Chervona attributes his success to a system he adopted last summer: dividing the work among dozens of people, each tasked with raising money from friends, in a process that he said can generate large sums. Each fundraising event is then highlighted in a social media post with a photo, exploiting civilians' desire to be recognized as active participants in the war effort.
“They need to be able to say to themselves, 'I'm doing something, I'm helping,'” Chervona, 28, said. “I understood that any reasonably active person on Instagram could generate 50 thousand,” she added, referring to 50 thousand Ukrainian hryvnias, about $1,300.
Since the early days of the war, thousands of volunteers have led crowdfunding efforts, or crowdfunding, that have helped supply equipment to the Ukrainian military. They have become part of Ukraine's social fabric, and now almost 80 percent of the population donates, a survey found.
But as the conflict drags on, fundraisers say it has become more difficult to raise money. That has led people like Chervona to rely heavily on sales and marketing techniques to keep donations flowing. They have held auctions, organized raffles, and invited influencers to participate in promotional ads.
While sophisticated weaponry donated by the West gets a lot of attention, items raised via Ukrainian crowdfunding — such as warm clothing, bulletproof vests and drones — are necessities and help boost soldiers' morale.
The most ambitious crowdfunding campaigns have raised enough money to purchase not only small items like gloves, but also heavy battlefield equipment. For example, Chervona's most recent campaign was dedicated to raising money for a brigade to purchase five armored personnel carriers. The Ukrainian government said in September that crowdfunding had accounted for 3 percent of Ukraine's military spending since the war began.
The key, said Oleg Gorokhovskyi, founder of Monobank, Ukraine's largest online bank, is to adopt techniques that have worked in other fields. “You have to do it like a business,” he said, adding that his bank has processed nearly a billion dollars in donations since the start of the war.
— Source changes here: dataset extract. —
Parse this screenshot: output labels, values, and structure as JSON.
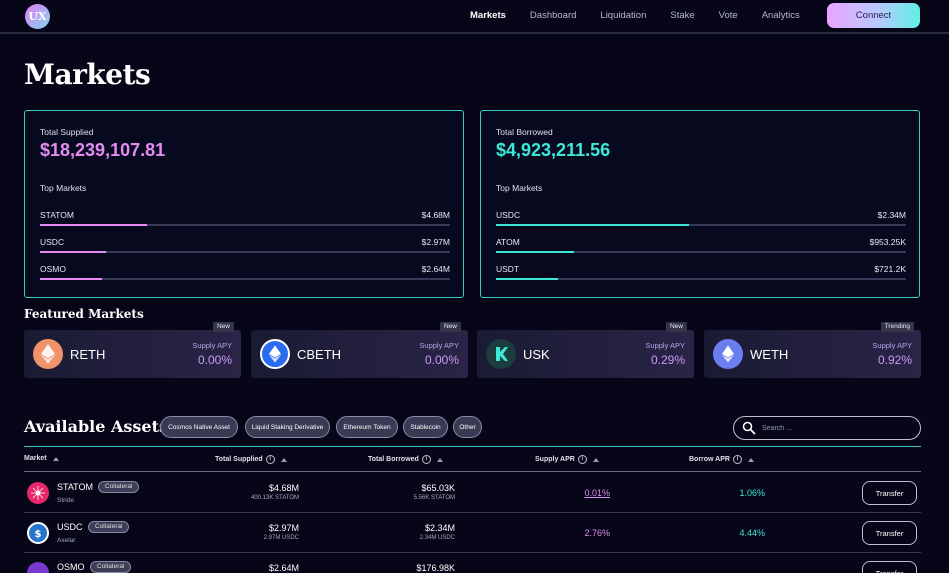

Ukrainians have embraced what they call “team fundraising,” for its potential to scale up and reach untapped donors. In December alone, almost $115 million were donated through campaigns that used this system, Monobank reported.
Since Russia's full-scale invasion in February 2022, it has become “by far the most popular way to engage in civic resistance” among Ukrainian civilians, said Kateryna Zarembo, a research associate at the New Europe Center, based in in Kiev.
In July, Chervona said on Instagram that he was looking to assemble a team of 100 people, each tasked with raising about $1,300 to purchase drones for the 12th Azov Special Forces Brigade, a unit that is part of the National Guard. from Ukraine and has a nationalist heritage — seeking a total of $130,000.
The team members were baptized “the people of the Azov rear”, their photos were published on social networks and they were promised recognition at the end of the crowdfunding.
In one month, the operation raised $860,000, well above its goal.
Valeriy Tkalich, a product manager who has launched dozens of crowdfunding campaigns during the war, said donations “act like little lifelines” to deal with the guilt of not fighting in the Army.
“Although I do not participate in direct combat, I do participate in other significant actions,” he said. “Either you are fighting the war or you are helping to end the war.”